Als ich am Mittwoch dort ankam, hiess es, die Starssenwaeren zwar wieder offen, weil die Leute dies aber nicht wuessten, hatten sie keine Tickets gekauft und der Bus wuerde mangels Passagieren ausfallen. Also bin ich mit Vincente (dem Mototaxista) zur naechten Bussgesellschaft gefahren.  Dort gab es auch einen Bus Richtung Norden, also Ticket gekauft und gefreut.
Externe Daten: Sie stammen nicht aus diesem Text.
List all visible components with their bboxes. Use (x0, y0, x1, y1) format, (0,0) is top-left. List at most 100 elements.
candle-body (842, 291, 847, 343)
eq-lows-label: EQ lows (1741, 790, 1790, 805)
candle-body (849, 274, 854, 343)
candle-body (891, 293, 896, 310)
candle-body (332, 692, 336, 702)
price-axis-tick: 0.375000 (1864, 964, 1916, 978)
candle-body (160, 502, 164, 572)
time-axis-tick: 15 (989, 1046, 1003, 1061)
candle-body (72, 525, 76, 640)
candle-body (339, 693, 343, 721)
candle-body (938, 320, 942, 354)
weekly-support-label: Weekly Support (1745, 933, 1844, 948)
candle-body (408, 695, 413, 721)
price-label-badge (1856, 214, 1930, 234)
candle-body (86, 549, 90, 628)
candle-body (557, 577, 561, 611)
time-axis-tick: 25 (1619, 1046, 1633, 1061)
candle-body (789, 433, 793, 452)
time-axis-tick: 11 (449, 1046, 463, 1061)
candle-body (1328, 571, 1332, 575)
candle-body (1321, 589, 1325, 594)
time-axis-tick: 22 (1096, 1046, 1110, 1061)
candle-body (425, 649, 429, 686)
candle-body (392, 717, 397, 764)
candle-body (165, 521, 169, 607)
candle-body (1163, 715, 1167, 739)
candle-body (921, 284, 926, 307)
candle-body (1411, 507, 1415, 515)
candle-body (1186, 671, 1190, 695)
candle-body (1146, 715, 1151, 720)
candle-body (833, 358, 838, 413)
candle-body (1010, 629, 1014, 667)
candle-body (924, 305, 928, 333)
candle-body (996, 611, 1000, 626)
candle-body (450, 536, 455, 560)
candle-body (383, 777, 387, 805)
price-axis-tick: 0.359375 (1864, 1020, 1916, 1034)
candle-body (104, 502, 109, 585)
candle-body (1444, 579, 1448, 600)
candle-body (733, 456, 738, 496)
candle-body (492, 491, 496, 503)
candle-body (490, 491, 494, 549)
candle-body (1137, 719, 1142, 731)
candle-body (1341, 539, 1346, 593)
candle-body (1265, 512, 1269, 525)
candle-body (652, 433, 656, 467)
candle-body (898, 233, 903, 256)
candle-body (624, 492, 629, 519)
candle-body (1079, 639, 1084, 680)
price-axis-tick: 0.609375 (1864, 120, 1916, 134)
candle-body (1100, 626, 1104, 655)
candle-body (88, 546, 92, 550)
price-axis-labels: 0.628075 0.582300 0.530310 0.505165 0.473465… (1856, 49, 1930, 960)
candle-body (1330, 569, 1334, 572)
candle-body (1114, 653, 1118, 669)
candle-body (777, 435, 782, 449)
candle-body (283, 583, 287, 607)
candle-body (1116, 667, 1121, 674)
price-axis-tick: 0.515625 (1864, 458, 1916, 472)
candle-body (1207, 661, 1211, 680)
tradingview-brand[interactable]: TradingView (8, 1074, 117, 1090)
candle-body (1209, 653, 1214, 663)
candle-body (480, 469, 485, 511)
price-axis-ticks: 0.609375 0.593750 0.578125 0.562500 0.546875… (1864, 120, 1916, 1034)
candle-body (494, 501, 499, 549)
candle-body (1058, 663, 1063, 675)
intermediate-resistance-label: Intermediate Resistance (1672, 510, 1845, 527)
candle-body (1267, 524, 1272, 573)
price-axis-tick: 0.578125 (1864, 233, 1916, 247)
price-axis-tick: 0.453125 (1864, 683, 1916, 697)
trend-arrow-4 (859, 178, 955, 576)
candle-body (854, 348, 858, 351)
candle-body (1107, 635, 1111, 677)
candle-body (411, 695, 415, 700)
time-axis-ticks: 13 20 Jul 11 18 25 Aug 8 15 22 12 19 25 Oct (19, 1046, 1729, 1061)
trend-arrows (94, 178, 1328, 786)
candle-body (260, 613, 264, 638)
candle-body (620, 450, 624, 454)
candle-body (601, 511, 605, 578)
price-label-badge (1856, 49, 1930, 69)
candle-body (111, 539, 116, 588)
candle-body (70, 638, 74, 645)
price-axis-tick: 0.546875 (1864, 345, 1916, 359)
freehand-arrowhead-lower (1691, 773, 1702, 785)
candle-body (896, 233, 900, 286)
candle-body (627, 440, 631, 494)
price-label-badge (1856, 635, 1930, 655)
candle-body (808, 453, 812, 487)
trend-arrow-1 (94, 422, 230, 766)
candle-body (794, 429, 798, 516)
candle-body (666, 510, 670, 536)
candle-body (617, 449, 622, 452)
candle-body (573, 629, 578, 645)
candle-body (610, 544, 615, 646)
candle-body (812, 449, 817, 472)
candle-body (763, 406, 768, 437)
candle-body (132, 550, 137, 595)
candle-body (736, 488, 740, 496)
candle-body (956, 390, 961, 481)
Ein paar Stunden spaeter wusste ich, warum die Leute bei der einen Bussgesellschaft keine Tickets gekauft haben. Wir Standen nach 1 1/2 Stunden Fahrt im Stau. Die Starssenbauarbeiter haben gestreikt und die Strasse dicht gemacht. Das war um 15:30. Wie immer hier gab es mal wieder unterschiedliche Informationen, wann die Strasse wieder geoeffnet werden sollte, diese reichten von 18 bis 22 Uhr. Die ersten in der Schlange Standen dort schon seit 8 Uhr morgens.
Aber ich habe niemanden gehoert, der sich beschwerrt hat. Stattdessen gab es eine Art "Strassenfest". Kinder haben Mandarinen, popkorn und Getraenke verkauft und Frauen haben Staende mit Essen aufgebaut. Ich bin dann mal mit meiner Tuete Mandarinen die Schlange entlang gewandert (vielleicht 1 km). Das schoene ist, da man als Gringo (hier werden nicht nur die Amis Gringo genannt, sondern alle "Weissen") mit allen moeglichen Leuten ins Gespraech kommt. Sie wollen immer wissen, wie das Leben bei uns in Deutschland so ist und was z.B. ein Polizist oder ein Starssenbauarbeiter verdient. Dann machen sie immer grosse Augen ueber die Summen. Das aendert sich aber wieder, wenn ich ihnen sage, was ein Kg Reis oder das Benzin in Deutschland kostet.
Die Leute selbst erzaehlen dann  auch immer von ihrem Leben und ihrem Land, aber leider meist von Problemen, Armut und Perspektivlosigkeit. Ich weiss nicht, was an den Geschichten immer dran ist, aber anscheind versucht sich hier jeder Politiker zu bereichern. Das reicht vom Buergermeister bis zum Presidenten. Das ist mal echte Politikverdrossenheit.
An den Hauswaendne liesst man immer Parolen der Politiker wie "Das Volk ist wichtiger als die Fuehrung" oder "Jetzt ist es fuer alle" aber anscheind sollte es besser heissen "Jetzt ist alles fuer mich". Manche Geschichten sind echt Haarstraeubend.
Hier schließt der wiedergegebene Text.